Cumhurbaşkanı Recep Tayyip Erdoğan, nüfusun hızla çoğalması, iklim değişikliği, kuraklık gibi sebeplerle su ihtiyacının giderek artığını söyleyerek, "Biz toplumumuzdaki yaygın kanaatin aksine su zengini bir ülke de değiliz. Hedeflere daha hızlı ulaşabilmek ve su yönetimindeki yetki çatışmalarını önlemek amacıyla Meclis'te bir su kanunu hazırlıyoruz" dedi.
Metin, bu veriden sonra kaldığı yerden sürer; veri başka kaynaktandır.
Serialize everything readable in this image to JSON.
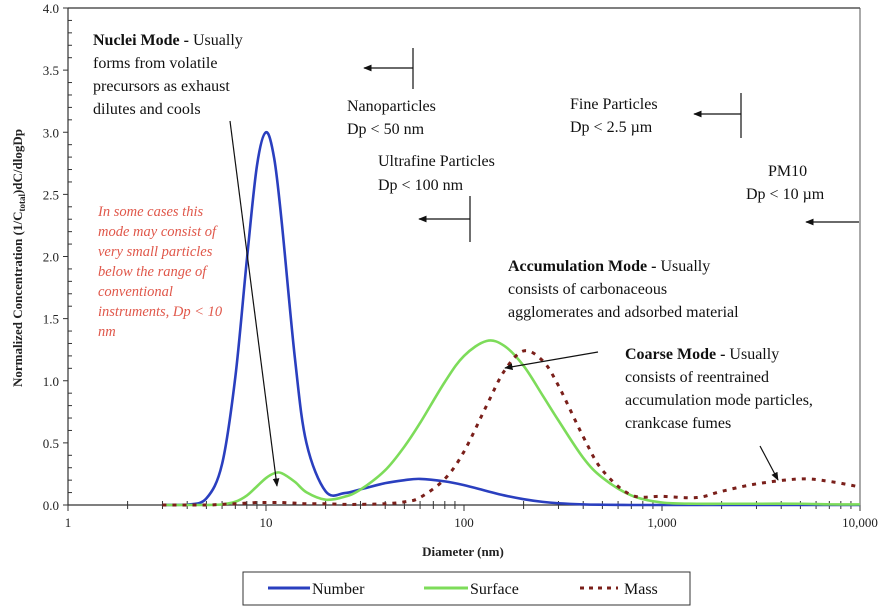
{
  "chart_data": {
    "type": "line",
    "title": "",
    "xlabel": "Diameter (nm)",
    "ylabel": "Normalized Concentration (1/C_total)dC/dlogDp",
    "ylabel_parts": [
      "Normalized Concentration  (1/C",
      "total",
      ")dC/dlogDp"
    ],
    "xscale": "log",
    "xlim": [
      1,
      10000
    ],
    "ylim": [
      0,
      4.0
    ],
    "x_ticks": [
      1,
      10,
      100,
      1000,
      10000
    ],
    "x_tick_labels": [
      "1",
      "10",
      "100",
      "1,000",
      "10,000"
    ],
    "y_ticks": [
      0,
      0.5,
      1,
      1.5,
      2,
      2.5,
      3,
      3.5,
      4
    ],
    "y_tick_labels": [
      "0.0",
      "0.5",
      "1.0",
      "1.5",
      "2.0",
      "2.5",
      "3.0",
      "3.5",
      "4.0"
    ],
    "legend_position": "bottom",
    "x": [
      3,
      4,
      5,
      6,
      7,
      8,
      9,
      10,
      11,
      12,
      14,
      16,
      20,
      25,
      30,
      40,
      50,
      60,
      80,
      100,
      130,
      160,
      200,
      250,
      300,
      400,
      500,
      700,
      1000,
      1500,
      2000,
      3000,
      5000,
      7000,
      10000
    ],
    "series": [
      {
        "name": "Number",
        "color": "#2a3fbf",
        "style": "solid",
        "values": [
          0,
          0.003,
          0.053,
          0.33,
          1.03,
          1.97,
          2.73,
          3.0,
          2.79,
          2.28,
          1.18,
          0.5,
          0.11,
          0.096,
          0.126,
          0.176,
          0.2,
          0.21,
          0.19,
          0.16,
          0.113,
          0.077,
          0.047,
          0.025,
          0.014,
          0.005,
          0.002,
          0,
          0,
          0,
          0,
          0,
          0,
          0,
          0
        ]
      },
      {
        "name": "Surface",
        "color": "#7ddc5a",
        "style": "solid",
        "values": [
          0,
          0,
          0,
          0.005,
          0.026,
          0.076,
          0.15,
          0.217,
          0.255,
          0.256,
          0.186,
          0.103,
          0.043,
          0.067,
          0.124,
          0.28,
          0.47,
          0.66,
          0.99,
          1.2,
          1.32,
          1.28,
          1.12,
          0.88,
          0.68,
          0.38,
          0.22,
          0.077,
          0.02,
          0.01,
          0.01,
          0.01,
          0.01,
          0.005,
          0.005
        ]
      },
      {
        "name": "Mass",
        "color": "#7a1f1a",
        "style": "dotted",
        "values": [
          0,
          0,
          0,
          0.005,
          0.01,
          0.015,
          0.02,
          0.02,
          0.02,
          0.02,
          0.015,
          0.01,
          0.01,
          0.005,
          0.005,
          0.01,
          0.025,
          0.06,
          0.21,
          0.43,
          0.8,
          1.08,
          1.24,
          1.16,
          0.96,
          0.55,
          0.28,
          0.08,
          0.07,
          0.06,
          0.11,
          0.17,
          0.21,
          0.19,
          0.145
        ]
      }
    ],
    "annotations": {
      "nuclei": {
        "bold": "Nuclei Mode -",
        "lines": [
          " Usually",
          "forms from volatile",
          "precursors as exhaust",
          "dilutes and cools"
        ]
      },
      "nuclei_note": [
        "In some cases this",
        "mode may consist of",
        "very small particles",
        "below the range of",
        "conventional",
        "instruments, Dp < 10",
        "nm"
      ],
      "nanoparticles": [
        "Nanoparticles",
        "Dp < 50 nm"
      ],
      "ultrafine": [
        "Ultrafine Particles",
        "Dp < 100 nm"
      ],
      "fine": [
        "Fine Particles",
        "Dp < 2.5 µm"
      ],
      "pm10": [
        "PM10",
        "Dp < 10 µm"
      ],
      "accumulation": {
        "bold": "Accumulation Mode -",
        "lines": [
          " Usually",
          "consists of carbonaceous",
          "agglomerates and adsorbed material"
        ]
      },
      "coarse": {
        "bold": "Coarse Mode -",
        "lines": [
          " Usually",
          "consists of reentrained",
          "accumulation mode particles,",
          "crankcase fumes"
        ]
      }
    }
  }
}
Cumhurbaşkanı Erdoğan, Cumhurbaşkanlığı Külliyesi'nde düzenlenen, 1'nci Su Şurası Lansmanı ve Devlet Su İşleri Genel Müdürlüğü tarafından yapımı tamamlanan 363 tesisin toplu açılış törenine katıldı. Erdoğan, yapılan tesisler sayesinde 146,5 milyon metreküp su depolandığını, yıllık 12.3 milyon metreküp içme suyu elde edildiğini, günlük 299 bin metreküp suyun arıtıldığını, 418 bin 500 dekar arazinin sulu tarıma açıldığını belirtti. Erdoğan, "Böylece Türk ekonomisine yıllık 427 milyona yakın katkı sağlanmıştır. Aralarında baraj, içme suyu sulama toplulaştırma, atık su ve taşkın koruma tesislerinin yer aldığı toplam yatırım tutarı 5 milyar 200 milyona varan bu eserlerin ülkemize hayırlı olmasını diliyorum" dedi.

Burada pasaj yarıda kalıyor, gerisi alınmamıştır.